|Persecution is a strange topic for most of us. To be sure, there are still Christians who face injustice and suffering today. These are direct consequences of their belief in God. The stories are painful to hear, much less endure.
Pray for the persecuted church! I encourage you to make those prayers a priority in your local congregation.
As you do, it makes it hard to accept many of the cries of persecution coming from our country. As you’ve heard me say many times before, we are not persecuted. You’re right to recognize the Christian faith has lost some of its entitlement. But that’s a loss of privilege, not maltreatment. There are challenges to religious freedom we need to follow and address. But those apply to all religions, not only ours.
Pile on to that another conversation. If we have faced persecution, we haven’t responded all that well to it. It feels like many Christians want to fight fire with infernos. We’ll scorch everything if we sense any potential infringement on our rights. I’ll let you reflect on what that might mean.
Many early Christians responded differently.

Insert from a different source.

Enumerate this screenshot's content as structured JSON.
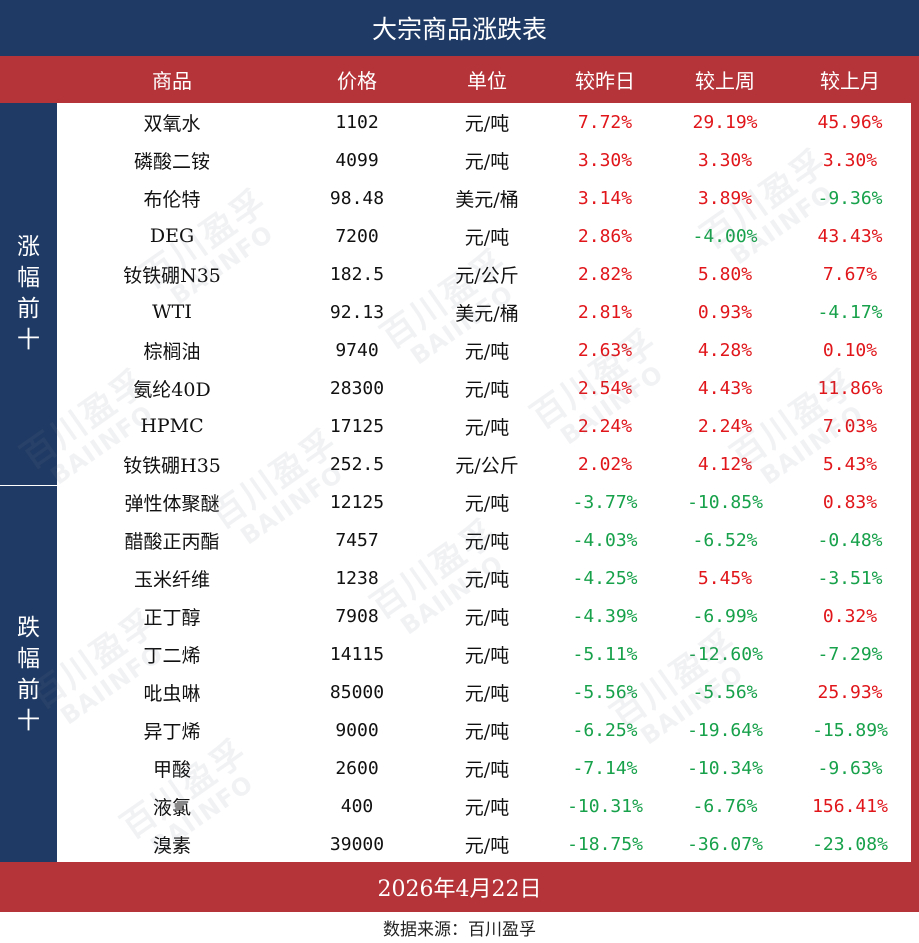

We’ve affirmed the widespread, ongoing persecution of Christians is a myth. Persecution was typically localized and sporadic, although there were exceptions. Many Christians embraced persecution. No, they weren’t itching to be murdered. But they understood their circumstance as a way to honor the Lord’s sacrifice. When they suffered as he did, they glorified Jesus even in their death.
Let’s not speculate what we would do if we were in that situation. Instead, let’s pray we would have the strength to hold onto our faith and not deny Jesus.
Other early Christians did not take persecution well. This sparked an early controversy of the church. We created labels for people who confessed Jesus in spite of persecution and for those who did not. Confessors were those who did not offer worship to other gods or the emperor. They confessed Christ and endured the torture that ensued. Others lapsed from the faith when confronted. They did not persevere and were called the lapsi.
The controversy began in a time of peace. How would you receive those who had lapsed if they wanted to return to the church? Would you make them offer certain forms of penance? Be rebaptized? Would you reject them from the fellowship altogether? These were the sides of the controversy.
So, why does this warrant a devotional for us?
Maybe it doesn’t. You’re gracious enough to let me wander from time to time.
But it may also offer a chance to reflect on what expectations we have of one another as the body of Christ. Some of what I hear and read online from Christians does not honor Christ. It does not glorify God. How, then, do I respond? Do I sever ties with people who won’t see the harm they do? Do we act like character and witness don’t matter?
In many ways, Christians still find ways to deny the lordship of Jesus. What should our response be?